La jeune femme ouvrit péniblement les yeux. Le sol n'était pas confortable et une odeur âcre dérangeait ses narines. Elle se redressa. Attiré par la lumière son regard se posa sur la flamme gigantesque qui crépitait à quelques mètres d'elle. Elle glissa sur ce qui semblait être le parquet d'un des bureaux pour s'éloigner du brasier.

Son âme était arrivée en enfer, elle en était persuadée.

Sa tête tournait à cause du manque d'oxygène. Elle resta un instant immobile. Une voix familière la tira de sa stupeur.

«Merci, bon Dieu ! Vous êtes vivante !»

Elle pivota vers la source du son, distinguant la silhouette paniquée de Jodie, la femme de ménage. Son visage était écarlate.

«Je crois que la gazinière a pris feu. Le manoir est en train de s'effondrer. Nous devons sortir d'ici ! Dépêchez-vous !»

Malgré la désorientation et la nausée, Jade parvint à se relever en titubant, la fumée âcre lui piquant les yeux.

Les deux femmes se frayèrent un chemin à travers les couloirs, s'efforçant de respirer le moins possible. Maintenant totalement consciente de la situation, Jade remarqua que quelque chose n'allait pas.

« Caym ! Où es-tu ? Viens nous aider ! C'est un ordre !»

Son pentacle ne brilla pas. Elle tira sur le col de sa chemise de nuit. Le seau avait perdu de sa netteté. Il ressemblait maintenant à une vulgaire cicatrice.

«Il ne vient pas...»

Jodie la réprimanda d'un ton sévère.

« Non, mais vous en avez du culot ! C'est peut-être votre majordome mais vous ne pouvez pas lui ordonner n'importe quoi !»

Pourquoi ne venait-il pas ? Si Jodie était là, c'est qu'elle n'était pas encore morte. Si elle n'était pas encore morte, alors Caym devrait toujours être là ! À moins que...

Elles arrivèrent près de l'entrée. Jade posa sa main sur l'épaule de la femme de ménage.

« Jodie, sortez chercher de l'aide !

- C'est bien ce que je comptais faire figurez-vous.»

La comtesse se retourna et regrimpa les escaliers en courant.

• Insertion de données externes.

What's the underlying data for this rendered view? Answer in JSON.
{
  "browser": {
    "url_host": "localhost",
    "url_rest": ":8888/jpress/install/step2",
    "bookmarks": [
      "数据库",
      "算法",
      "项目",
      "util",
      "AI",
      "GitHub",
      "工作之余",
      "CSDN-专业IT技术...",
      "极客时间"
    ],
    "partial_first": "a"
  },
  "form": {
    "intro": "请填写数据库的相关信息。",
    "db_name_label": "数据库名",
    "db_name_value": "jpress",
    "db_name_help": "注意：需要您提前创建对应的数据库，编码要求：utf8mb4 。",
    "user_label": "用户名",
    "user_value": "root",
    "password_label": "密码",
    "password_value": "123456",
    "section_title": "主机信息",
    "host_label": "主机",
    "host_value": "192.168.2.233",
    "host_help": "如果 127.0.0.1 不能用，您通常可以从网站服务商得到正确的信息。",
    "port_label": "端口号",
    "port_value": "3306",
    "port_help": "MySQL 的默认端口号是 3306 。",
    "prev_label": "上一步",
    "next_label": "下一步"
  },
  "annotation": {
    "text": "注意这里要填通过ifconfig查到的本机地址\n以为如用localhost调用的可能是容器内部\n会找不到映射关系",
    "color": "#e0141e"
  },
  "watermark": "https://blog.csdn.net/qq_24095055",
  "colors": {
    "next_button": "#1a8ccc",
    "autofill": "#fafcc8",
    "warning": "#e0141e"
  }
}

«Mais où vous allez ? Ça va pas ?»

Elle traversa le premier étage, jusqu'aux chambres des domestiques, la vision de plus en plus obscurcie par la fumée.
Une poutre ardente se détacha soudain du plafond et heurta le sol pavé à moins d'un mètre d'elle. Elle fit un bond en arrière pour l'éviter. Sa respiration déjà saccadée par le stress devint plus difficile encore et elle se mit à tousser. Ses yeux rougis trouvèrent enfin la poignée de la chambre et elle ouvrit la porte.

« Caym ! »

Une petite boule de poils blanche s'échappa dans un miaulement de terreur. Jade ne remarqua pas le félin, trop occupé à sonder la pièce. Il n'était pas là, mais alors où pouvait-il être ?

Sa vue commençait à se flouter. Le manque d'oxygène devenait insoutenable. Elle toussa de nouveau en se sentant sombrer. Elle eut soudain l'étrange impression que ses pieds s'éloignaient du sol. Tout devint noir.

*

La nuit était enveloppée d'un léger brouillard. Le démon arpentait les rues de la ville telle une ombre. Ses pas restaient silencieux dans ses chaussures de cuire.

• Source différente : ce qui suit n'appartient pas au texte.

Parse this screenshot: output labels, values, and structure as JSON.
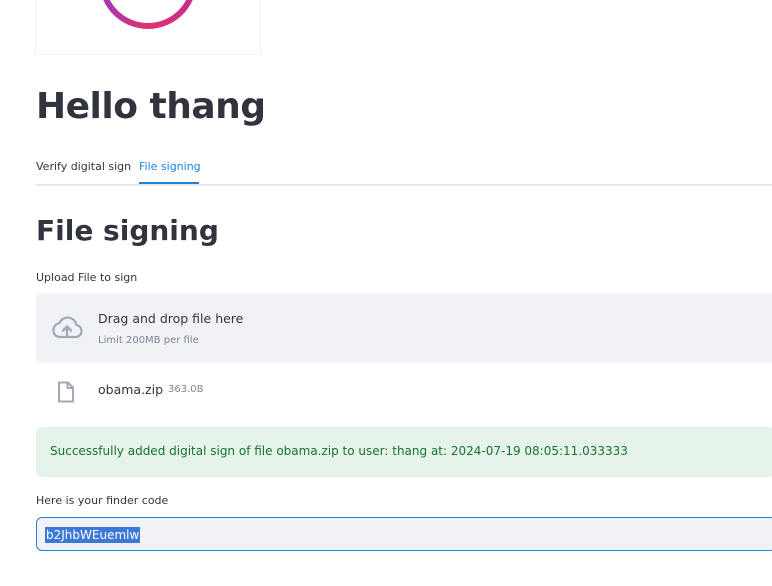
{
  "header": {
    "greeting": "Hello thang"
  },
  "tabs": [
    {
      "label": "Verify digital sign",
      "active": false
    },
    {
      "label": "File signing",
      "active": true
    }
  ],
  "main": {
    "title": "File signing",
    "upload": {
      "label": "Upload File to sign",
      "drop_title": "Drag and drop file here",
      "drop_limit": "Limit 200MB per file",
      "icon": "cloud-upload-icon"
    },
    "file": {
      "name": "obama.zip",
      "size": "363.0B",
      "icon": "file-icon"
    },
    "success_message": "Successfully added digital sign of file obama.zip to user: thang at: 2024-07-19 08:05:11.033333",
    "finder": {
      "label": "Here is your finder code",
      "value": "b2JhbWEuemlw"
    }
  },
  "colors": {
    "accent": "#1c83e1",
    "success_bg": "#e6f3ea",
    "success_text": "#177233",
    "input_bg": "#f0f2f6",
    "selection": "#3b78d8"
  }
}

Son esprit semblait engourdi, emprisonné dans une torpeur étrange. La faim le tenaillait, une faim vorace et insatiable.

Douze années avaient été nécessaires pour parvenir à ce pacte, des années d'attente, de manipulation subtile, de jeu de rôles bien joué. Et maintenant, alors que le festin était prêt à être dévoré... il hésitait, il fuyait.

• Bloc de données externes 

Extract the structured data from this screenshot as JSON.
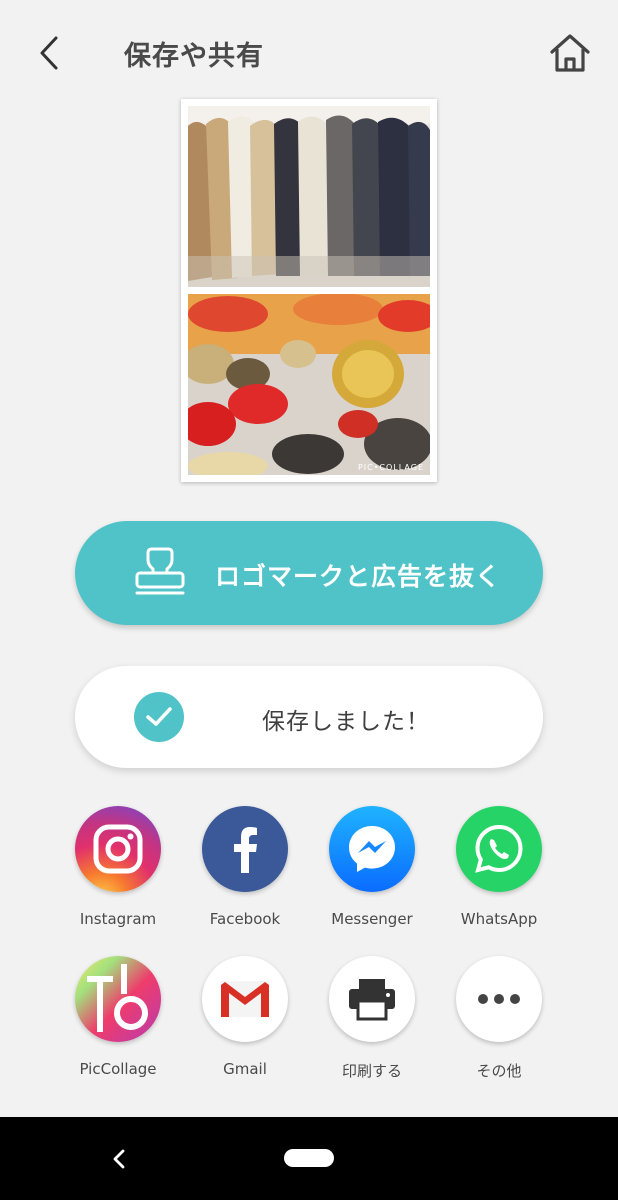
{
  "header": {
    "title": "保存や共有",
    "back_icon": "chevron-left-icon",
    "home_icon": "home-icon"
  },
  "preview": {
    "watermark": "PIC•COLLAGE",
    "photos": [
      "coats-on-rack-photo",
      "buttons-closeup-photo"
    ]
  },
  "remove_ads": {
    "label": "ロゴマークと広告を抜く",
    "icon": "stamp-icon",
    "color": "#4fc3c8"
  },
  "saved": {
    "label": "保存しました！",
    "icon": "check-icon"
  },
  "share": [
    {
      "label": "Instagram",
      "icon": "instagram-icon"
    },
    {
      "label": "Facebook",
      "icon": "facebook-icon"
    },
    {
      "label": "Messenger",
      "icon": "messenger-icon"
    },
    {
      "label": "WhatsApp",
      "icon": "whatsapp-icon"
    },
    {
      "label": "PicCollage",
      "icon": "piccollage-icon"
    },
    {
      "label": "Gmail",
      "icon": "gmail-icon"
    },
    {
      "label": "印刷する",
      "icon": "printer-icon"
    },
    {
      "label": "その他",
      "icon": "more-icon"
    }
  ],
  "navbar": {
    "back_icon": "nav-back-icon",
    "home_icon": "nav-home-pill"
  }
}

Le démon n'arrivait pas à saisir comment il en était arrivé là. Cette âme pure et dense avait tout ce qu'il pouvait espérer.

C'était la proximité de cette femme et son trop-plein de bienfaisance qui l'avait écœuré. Elle l'avait rendue malade. Elle l'avait dégoutté de son âme par le simple fait de sa présence.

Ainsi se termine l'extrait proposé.